Children of God
Over the summer, I was fortunate to attend a workshop on Scripture put together by Renewal Ministries of Ann Arbor, Michigan, a Catholic evangelistic organization. One of the speakers made a simple statement, a statement that we all surely remember hearing at some point as children. But, when heard again as an adult, the statement has a surprising impact. The statement was to the effect that each of us can truly say: "I am a child of God."
I am a child of God not just as a small child or young person. I am a child of God even as a full-fledged adult. And I will remain a child of God into old age if I am fortunate enough to reach that stage. And on the threshold of death, I will be a child of God returning home.
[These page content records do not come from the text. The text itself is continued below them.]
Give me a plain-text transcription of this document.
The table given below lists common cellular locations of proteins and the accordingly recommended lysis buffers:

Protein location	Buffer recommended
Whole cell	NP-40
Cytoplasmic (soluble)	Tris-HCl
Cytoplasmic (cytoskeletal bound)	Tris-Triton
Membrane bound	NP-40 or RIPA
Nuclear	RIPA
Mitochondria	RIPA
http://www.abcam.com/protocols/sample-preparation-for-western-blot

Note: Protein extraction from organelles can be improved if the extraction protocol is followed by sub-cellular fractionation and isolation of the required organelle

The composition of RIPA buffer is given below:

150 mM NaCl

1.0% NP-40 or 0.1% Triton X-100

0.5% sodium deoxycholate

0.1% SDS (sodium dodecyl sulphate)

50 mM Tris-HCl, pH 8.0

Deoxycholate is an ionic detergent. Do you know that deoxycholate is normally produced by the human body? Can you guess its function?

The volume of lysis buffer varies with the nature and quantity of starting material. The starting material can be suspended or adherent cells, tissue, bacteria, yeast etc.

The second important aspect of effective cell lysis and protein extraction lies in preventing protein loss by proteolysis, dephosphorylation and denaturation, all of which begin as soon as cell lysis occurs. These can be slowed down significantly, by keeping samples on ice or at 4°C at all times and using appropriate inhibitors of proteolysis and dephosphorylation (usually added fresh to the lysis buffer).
For those who are anxious, overscrupulous, or burdened with guilt and self-doubt, the simple statement that each of us is a child of God is liberating. It is indeed good news because what follows from being a child of God is exactly what Jesus taught. We are not to be anxious because God hovers over us. We are to keep asking because God will bless us just as we give good things to our own children.
With such a pedigree as children of God, the approval of others no longer seems so important. The accumulation of wealth seems like overkill. We have the true security that the fragile human condition yearns for. That fragile human condition includes the tempests of temptation rooted in fearful insecurity. Without that deep fear at the core of our human condition, we can face temptation.
The excellent prayer magazine Magnificat contains, as one of its regular features, meditations consisting of quotations of great saints and writers of the Church. In the current issue, there is an extended excerpt written by Father Maurice Zundel, who died in 1975, and is described as "a Swiss mystic, poet, philosopher, liturgist, and author." I admit that I had never heard of him before. But he is clearly worth reading, as you will see.
The excerpt begins with Zundel pointing out that all our desires are really aspirations to greatness which "remind us that to be a Christian is to be great, is to be a child of God" (Zundel, Magnificat, Sept. 2004, Vol. 6, No. 7, p. 149). He then has wise words on how to handle the temptations that beset all of us:
I believe that there is nothing more dangerous than to fight against oneself because, ultimately, when you are uptight against yourself, first you are focused on yourself, you do not cease to took at yourself, and then you are moving upstream. You repress your strengths but you do not discipline them.Zundel, p. 150.
The only thing that can liberate us is first to look upon Christ, . . . to put our trust in God's loving tenderness, and to wait, while soaring above ourselves, to wait until the light comes down and the storm abates.
The need to find strength in Christ is why the Pope has never tired of urging his priests to have a special devotion to the Eucharist so that they may live out their calling. That need to find strength in Christ is why the Pope has so strongly encouraged Eucharistic Adoration for all. As St. Paul emphasizes again and again in his letters, Christian morality flows from the transformation of the Spirit. Without that preceding transformation, Christian morality becomes a burden.
But, as we truly know but somehow still doubt, Christ never meant it to be a heavy yoke. We are called to greatness and to abundant life. We are called to irradiate our human nature with the glowing light of Christ. We cannot do that by pursuing a rugged, self-reliant individualism apart from God and apart from our fellow believers. Zundel aptly quotes St. Benedict: "Shatter all your temptations against Christ" (Zundel, p. 149). Our own resources are too meager.